Solving manufacturing issues with AI
Although some of these challenges appear daunting, artificial intelligence technology has been proven to – or will in the future – help mitigate the problems listed above. Let’s look at how AI can be leveraged in manufacturing.
Labour shortages and AI
Manufacturing organisations are addressing the labour shortage by transferring the knowledge and skillset of talented engineers and technicians with AI. For example, during the learning process of inspections, an experienced inspector is shown a variety of inspection screens. They are asked to judge whether the product is good or bad. The results are then uploaded to the edge AI, built with Edge Computing, to perform actual product inspections. This puts less of a burden on older skilled engineers and technicians. It provides an advantage to the manufacturing company as they now have this critical judgment saved via AI.
Improving quality, reducing costs, and AI
It may seem simple, but to improve quality, it is essential not to produce defective products. To prevent this, it is imperative to perform equipment maintenance and inspection work. By arming manufacturing equipment with self-check functions leveraging artificial intelligence, failures can be discovered and predicted automatically. This technology has rapidly progressed in the last few years. As a result, equipment maintenance can be carried out by fewer people, reducing labour costs. Furthermore, real-time performance can be achieved using Edge Computing.
Shorter market cycles and AI
To respond to the shortening of the market life cycle, it is necessary to reduce production lead times. Production efficiencies largely depend on parts lead times, making it essential to manage their delivery. This is often considered a combinatorial optimisation problem. This is known as the act of finding the combination of variables that optimises a value from among many options under various constraints. Without AI, this can be extremely challenging to determine, which is why many manufacturing organisations are leveraging artificial intelligence to help.
Globalisation of the business environment and AI
In the LCD manufacturer example mentioned previously, big data analysis was used. But, in similar instances, having access to that data can make a huge difference. Currently, AI is being leveraged by many manufacturing organisations who run big data analysis to support fine-tuned marketing in various countries – including developing countries – proving that big data analysis and AI enable smarter marketing activities.
Diversification/internationalisation of employees and AI
With AI, speech recognition technology and automatic translation tools significantly help manufacturers support essential communication between colleagues. This is extremely helpful in enabling teams to collaborate efficiently. This is especially relevant as many manufacturing employees are geographically spread across the globe.
AI in other fields
AI is not just being used in the manufacturing industry. Other applications include leveraging AI for bioinformatics for drug discovery, material informatics, alloy design, and material discovery. There is also an example of using AI for optimised tyre shape design.
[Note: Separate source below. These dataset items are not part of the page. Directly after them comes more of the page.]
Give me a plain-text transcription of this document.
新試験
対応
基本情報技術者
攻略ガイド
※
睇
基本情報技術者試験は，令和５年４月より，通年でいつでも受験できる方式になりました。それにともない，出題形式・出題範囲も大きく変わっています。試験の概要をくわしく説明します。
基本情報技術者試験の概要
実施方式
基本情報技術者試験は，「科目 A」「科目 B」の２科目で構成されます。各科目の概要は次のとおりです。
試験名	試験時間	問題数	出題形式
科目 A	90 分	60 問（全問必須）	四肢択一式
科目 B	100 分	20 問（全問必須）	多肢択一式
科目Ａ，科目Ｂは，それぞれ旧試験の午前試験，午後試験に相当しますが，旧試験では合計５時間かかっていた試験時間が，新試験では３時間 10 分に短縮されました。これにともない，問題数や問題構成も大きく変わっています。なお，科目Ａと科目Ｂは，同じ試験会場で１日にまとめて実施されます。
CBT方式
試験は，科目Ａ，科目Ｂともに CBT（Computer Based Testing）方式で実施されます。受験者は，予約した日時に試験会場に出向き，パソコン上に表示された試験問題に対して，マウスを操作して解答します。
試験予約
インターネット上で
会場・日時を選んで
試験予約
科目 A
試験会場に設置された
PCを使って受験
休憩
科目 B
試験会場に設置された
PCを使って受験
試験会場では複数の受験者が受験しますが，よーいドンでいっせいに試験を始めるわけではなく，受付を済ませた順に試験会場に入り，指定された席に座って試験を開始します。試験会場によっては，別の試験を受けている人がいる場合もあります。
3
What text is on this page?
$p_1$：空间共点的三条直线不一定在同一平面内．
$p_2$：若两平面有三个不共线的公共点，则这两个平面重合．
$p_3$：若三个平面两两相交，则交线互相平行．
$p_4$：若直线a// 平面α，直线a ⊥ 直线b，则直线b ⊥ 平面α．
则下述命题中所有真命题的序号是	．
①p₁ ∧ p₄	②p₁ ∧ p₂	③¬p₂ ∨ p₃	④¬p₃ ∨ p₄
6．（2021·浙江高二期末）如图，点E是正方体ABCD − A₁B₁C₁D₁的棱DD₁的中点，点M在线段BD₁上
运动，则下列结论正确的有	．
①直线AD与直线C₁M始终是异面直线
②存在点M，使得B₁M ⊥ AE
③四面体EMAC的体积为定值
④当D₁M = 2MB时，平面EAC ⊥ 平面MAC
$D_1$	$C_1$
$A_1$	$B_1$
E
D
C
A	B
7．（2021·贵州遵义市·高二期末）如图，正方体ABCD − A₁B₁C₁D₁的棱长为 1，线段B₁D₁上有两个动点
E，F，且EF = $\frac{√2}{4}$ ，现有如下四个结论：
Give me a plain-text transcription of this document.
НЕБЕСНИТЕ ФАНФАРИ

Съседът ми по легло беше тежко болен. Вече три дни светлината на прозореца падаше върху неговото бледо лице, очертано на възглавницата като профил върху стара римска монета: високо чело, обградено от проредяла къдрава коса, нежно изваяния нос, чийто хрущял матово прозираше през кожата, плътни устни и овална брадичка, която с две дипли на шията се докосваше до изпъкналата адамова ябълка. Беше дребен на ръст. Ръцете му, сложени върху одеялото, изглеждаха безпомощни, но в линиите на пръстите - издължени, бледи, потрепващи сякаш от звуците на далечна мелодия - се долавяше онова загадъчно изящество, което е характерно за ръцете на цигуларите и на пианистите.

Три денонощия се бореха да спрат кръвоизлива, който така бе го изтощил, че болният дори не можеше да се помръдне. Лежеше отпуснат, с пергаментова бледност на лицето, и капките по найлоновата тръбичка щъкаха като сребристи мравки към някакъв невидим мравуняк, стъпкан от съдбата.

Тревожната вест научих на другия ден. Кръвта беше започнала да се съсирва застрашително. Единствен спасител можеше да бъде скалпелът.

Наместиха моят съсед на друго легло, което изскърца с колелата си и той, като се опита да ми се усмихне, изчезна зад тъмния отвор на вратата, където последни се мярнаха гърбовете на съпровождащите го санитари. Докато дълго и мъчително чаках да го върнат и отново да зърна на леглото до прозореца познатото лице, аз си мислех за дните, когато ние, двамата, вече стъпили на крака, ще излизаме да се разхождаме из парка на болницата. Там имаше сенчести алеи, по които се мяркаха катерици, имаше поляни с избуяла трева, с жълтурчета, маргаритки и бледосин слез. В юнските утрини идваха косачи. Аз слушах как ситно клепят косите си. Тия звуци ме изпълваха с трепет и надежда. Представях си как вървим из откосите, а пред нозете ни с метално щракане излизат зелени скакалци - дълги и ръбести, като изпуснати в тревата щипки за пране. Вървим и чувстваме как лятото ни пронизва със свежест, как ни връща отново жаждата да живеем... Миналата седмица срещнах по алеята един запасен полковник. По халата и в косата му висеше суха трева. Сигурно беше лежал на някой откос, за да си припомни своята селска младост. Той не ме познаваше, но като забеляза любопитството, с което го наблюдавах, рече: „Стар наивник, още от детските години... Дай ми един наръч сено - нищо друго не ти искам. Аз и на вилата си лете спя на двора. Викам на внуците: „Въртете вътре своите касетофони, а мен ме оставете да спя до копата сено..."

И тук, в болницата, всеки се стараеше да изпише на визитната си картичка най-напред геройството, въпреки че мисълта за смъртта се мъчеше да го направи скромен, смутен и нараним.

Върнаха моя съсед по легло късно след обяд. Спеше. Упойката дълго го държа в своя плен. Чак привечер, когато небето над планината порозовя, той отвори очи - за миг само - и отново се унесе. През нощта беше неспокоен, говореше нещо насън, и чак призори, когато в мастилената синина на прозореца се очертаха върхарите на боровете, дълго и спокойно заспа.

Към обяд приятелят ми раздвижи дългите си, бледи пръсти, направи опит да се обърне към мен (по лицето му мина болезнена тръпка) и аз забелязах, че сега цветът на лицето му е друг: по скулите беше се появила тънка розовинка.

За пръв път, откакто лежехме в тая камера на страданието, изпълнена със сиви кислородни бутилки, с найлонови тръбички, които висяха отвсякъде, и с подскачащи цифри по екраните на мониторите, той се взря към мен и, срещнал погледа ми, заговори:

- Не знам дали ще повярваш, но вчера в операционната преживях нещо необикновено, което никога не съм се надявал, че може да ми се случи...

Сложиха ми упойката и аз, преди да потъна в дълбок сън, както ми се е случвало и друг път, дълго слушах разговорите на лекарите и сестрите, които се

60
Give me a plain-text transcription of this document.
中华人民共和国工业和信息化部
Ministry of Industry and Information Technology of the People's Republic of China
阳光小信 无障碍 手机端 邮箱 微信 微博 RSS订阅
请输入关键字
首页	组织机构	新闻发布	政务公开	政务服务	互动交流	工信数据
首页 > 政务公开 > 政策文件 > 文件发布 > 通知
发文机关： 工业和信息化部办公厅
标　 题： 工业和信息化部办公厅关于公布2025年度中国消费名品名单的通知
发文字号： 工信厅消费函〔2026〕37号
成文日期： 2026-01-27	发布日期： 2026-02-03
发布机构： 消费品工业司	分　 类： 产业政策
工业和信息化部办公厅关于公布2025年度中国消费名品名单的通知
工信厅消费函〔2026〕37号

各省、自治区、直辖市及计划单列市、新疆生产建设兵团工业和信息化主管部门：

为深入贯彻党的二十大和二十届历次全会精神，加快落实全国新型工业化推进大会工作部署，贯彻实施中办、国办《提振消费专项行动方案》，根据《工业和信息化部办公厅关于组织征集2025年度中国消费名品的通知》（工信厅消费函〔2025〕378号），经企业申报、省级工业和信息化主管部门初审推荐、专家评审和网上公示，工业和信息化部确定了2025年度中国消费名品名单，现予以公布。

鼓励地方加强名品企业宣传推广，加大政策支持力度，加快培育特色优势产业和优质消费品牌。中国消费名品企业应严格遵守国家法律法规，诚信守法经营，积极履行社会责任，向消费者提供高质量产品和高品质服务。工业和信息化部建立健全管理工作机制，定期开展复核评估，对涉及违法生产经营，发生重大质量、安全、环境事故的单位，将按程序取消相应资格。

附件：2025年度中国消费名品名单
AI permeates the manufacturing industry
Above we have presented several examples of AI applications in the manufacturing industry. AI is a highly versatile technology, and if applied well, it can produce remarkable results. There may be other situations where the above applies.
Manufacturers have many processes spanning from product planning to development, manufacturing, and sales. As each process is connected – albeit in a complicated fashion – it is not easy to respond quickly to rapid changes in today’s business environment. Artificial intelligence is one tool that alleviates challenges within the manufacturing industry, especially when run via Edge Computing.